Carnegie Mellon University

Infographic with information about Ruogu's thesis

October 16, 2024

Thesis Defense: Ruogu Lin | October 17, 2024 | 11am

Title: Bridging visual representations in deep neural networks and the human brain

Ruogu Lin
 
Thursday October 17th 
11:00AM, EST
GHC 7101
 
Committee:
Leila Wehbe, Chair, CMU
Tai Sing Lee, CMU
J. Patrick Mayo, PITT
Michael J. Tarr, CMU - Dept of Psychology 

Abstract: 
Deep neural networks have revolutionized computer vision in the past decade due to their remarkable ability to discern patterns in vast, complex datasets. This success has spurred numerous research into using deep neural networks to model the human visual system. However, fundamental questions persist regarding the nature and extent of the correspondence between visual representations in these networks and the human brain. Specifically, under what conditions do components of deep neural networks truly mimic the behavior and function of the human visual system? How do variations in network architecture and training impact this correspondence? And what are the inherent similarites and differences in how visual information is represented by brains and machines? Current research predominantly focuses on optimizing deep neural networks for brain encoding and decoding, often in simplified scenarios. This highlights the need for novel approaches and research paradigms to address these open questions.

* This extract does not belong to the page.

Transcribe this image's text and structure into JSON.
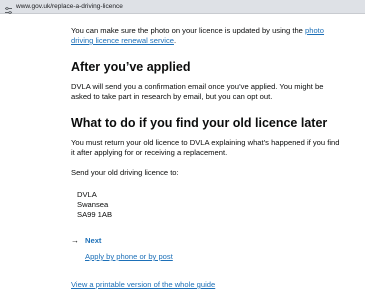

This thesis proposes a novel framework to encode and interpret brain activity using ensemble learning and structured variance partitioning. This approach is specifically designed to address the complexities inherent in the high-dimensional representation spaces generated by deep neural networks. By leveraging the strengths of ensemble learning, we aim to capture a wider range of neural representations and improve the accuracy of brain encoding models. Additionally, structured variance partitioning will allow us to systematically analyze the contributions of different deep neural network features to the observed brain responses.

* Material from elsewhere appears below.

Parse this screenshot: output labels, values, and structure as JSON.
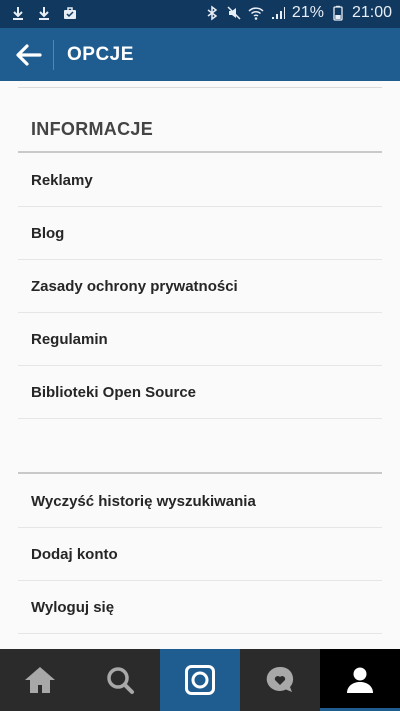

Using this framework, we investigate the correspondence between deep neural network representations and human brain responses measured through functional magnetic resonance imaging (fMRI). We systematically evaluate the impact of different network architectures and training paradigms on this correspondence. This analysis will provide valuable insights into the conditions under which deep neural networks effectively mimic the behavior and function of the human visual system. Furthermore, we explore the similarities and differences in how visual information is encoded across different brain regions and deep neural network layers.

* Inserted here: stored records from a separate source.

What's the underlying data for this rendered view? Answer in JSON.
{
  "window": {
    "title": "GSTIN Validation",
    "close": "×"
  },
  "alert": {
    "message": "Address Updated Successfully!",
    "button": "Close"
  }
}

To gain a more comprehensive understanding of brain dynamics, we extend our method to incorporate temporal information from magnetoencephalography (MEG) and electroencephalography (EEG). This allows us to investigate not only the spatial patterns of brain activity but also their temporal evolution. By integrating data from fMRI, MEG, and EEG, we aim to obtain a comprehensive spatio-temporal picture of visual processing in the brain and its relationship to deep neural network representations. These findings will contribute to a deeper understanding of how deep learning can aid in modeling the brain, how we can potentially advance deep learning itself, and how we can better understand visual processes in the brain.